My Kind of Spy Scandal
Tired of hearing about South Korean officials leaking our secrets and technology, or about North Korean agents gradually pulling a smothering blanket of juche over the South? Had enough Robert Kim already? Take heart. The bad guys have troubles of their own:
For years, Ambassador Li Bin was China’s go-to diplomat for the tense Korean Peninsula. After studies in North Korea, Li had served several tours in the Chinese embassies in Pyongyang and Seoul. Fluent in Korean and gregarious in nature, he also struck up an unusually personal relationship with Kim Jong Il, the secretive North Korean leader.
It turns out, according to knowledgeable Chinese officials, that Li was also a resource for the South Koreans, who exploited his insider knowledge about Kim and the closed-door North Korean government. During a tour as China’s ambassador to Seoul from 2001 to 2005, the officials said, Li regularly provided the South Koreans with information on Kim, the North and China-North Korea relations. [Washington Post]
I’m so used to seeing the South Koreans end up on the losing side of the Great Infiltration Game that I’m tempted to suspect that Li could have been a double agent, feeding the South Koreans the kind of prosaic estimates they’re so ready to hear. Lee’s leaks sound valuable, although it’s questionable whether we capitalized on them fully:
They included a sustained supply of information on Chinese and North Korean diplomatic exchanges, the officials said, as well as gleanings from Li’s personal contacts with Kim. These tidbits were current, they added, because Li had served as Kim’s escort and interpreter during recent visits to China and again had a chance to observe the North Korean leader up close. Li’s leaks were provided to U.S. as well as South Korean officials, the Chinese sources said.
In the end, it was Lee’s love of one particular South Korean custom — drinking himself into a verbose stupor — that did him in. At the moment, he’s warehoused at a think tank while his fate is determined, but Chinese authorities are not famous for being understanding about such things. You can read more about Li Bin here.
See also:
* Agreed Framework 2 Updates. Now that North Korea has “shut down” Yongbyon and allowed U.S. inspectors pretty much full access of the facility by all accounts, the State Department is saying that we’re ready to ship the first 50,000 tons of fuel oil to North Korea, out of a projected total of 950,000 tons when the agreement is fully fulfilled. Before you read on, plant yourself fully in a stable chair, because I think that’s exactly what we should do. Read the agreement and what we said we’d do during the “Initial Phase.” Yes, all of those deadlines are long gone. Yes, the agreement itself is a bad agreement. But it’s an agreement we signed, and North Korea has met those initial conditions, meaning we’re obliged to do what we (should never have) promised to do. The test ought to be the next phase, when North Korea has to fully disclose its nuclear weapons and programs. Far better that the failure point be North Korea’s failure to abide by its commitments than ours.

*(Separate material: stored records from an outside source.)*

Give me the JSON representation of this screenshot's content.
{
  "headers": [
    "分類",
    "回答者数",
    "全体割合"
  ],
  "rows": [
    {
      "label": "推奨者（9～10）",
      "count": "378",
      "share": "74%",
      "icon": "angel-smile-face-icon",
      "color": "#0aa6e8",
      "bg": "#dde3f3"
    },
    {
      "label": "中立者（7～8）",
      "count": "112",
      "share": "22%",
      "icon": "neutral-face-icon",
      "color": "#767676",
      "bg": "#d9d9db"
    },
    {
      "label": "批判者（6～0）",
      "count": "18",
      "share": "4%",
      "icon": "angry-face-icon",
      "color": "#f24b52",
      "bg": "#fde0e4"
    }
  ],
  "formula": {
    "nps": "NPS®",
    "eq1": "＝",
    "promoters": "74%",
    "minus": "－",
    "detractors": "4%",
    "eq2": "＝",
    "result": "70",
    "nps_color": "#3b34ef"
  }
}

* Summit Updates. At first, I was dismayed that Roh Moo Hyun said he wouldn’t talk nukes with Kim Jong Il during the next summit. But on second thought, what value to you really think a private discussion between those two individuals would really add to the diplomatic process? My new view: the less they talk about, the better. Here’s a case in point. South Korean officials are admitting their readiness to transform a hotly disputed area of rich fishing waters in the Yellow Sea — still of undetermined size — from South Korean territory to a neutral “peace park.” You will recall that six South Korean sailors died defending that stretch of water not so long ago. It’s nothing less than a national betrayal for Roh to be openly discussing moving back the very borders of his country just two months before the end of his term. Although there’s no apparent reward for Roh’s country, Roh stands to receive a handful of votes on the extreme end of the political spectrum. With that kind of dubious bargaining, I certainly see no good and much bad coming from this summit.
* I recently added an RSS for North Korea’s official news service to my news reader tab just for giggles and the occasional grain of insight. In this missive, North Korea and the Union of Rogue States Undocumented Centrifuge Owners’ Club, sorry, Non-Aligned Movement denounce human rights. Next up: Christmas, springtime, mini skirts, and puppies (and Jews, of course).
* Circuses Before Bread. A new movie is good news for fans of North Korean cinema, although I suspect North Koreans will be both better entertained and more effectively propagandized by staying home and watching “The Host” on their VCR’s. I have to think that if I were a North Korean, my apetite for frivolous things would be inexhaustable.
* Burma Watch. The generals have launched a brutal crackdown against those who took part in a recent wave of anti-government protests.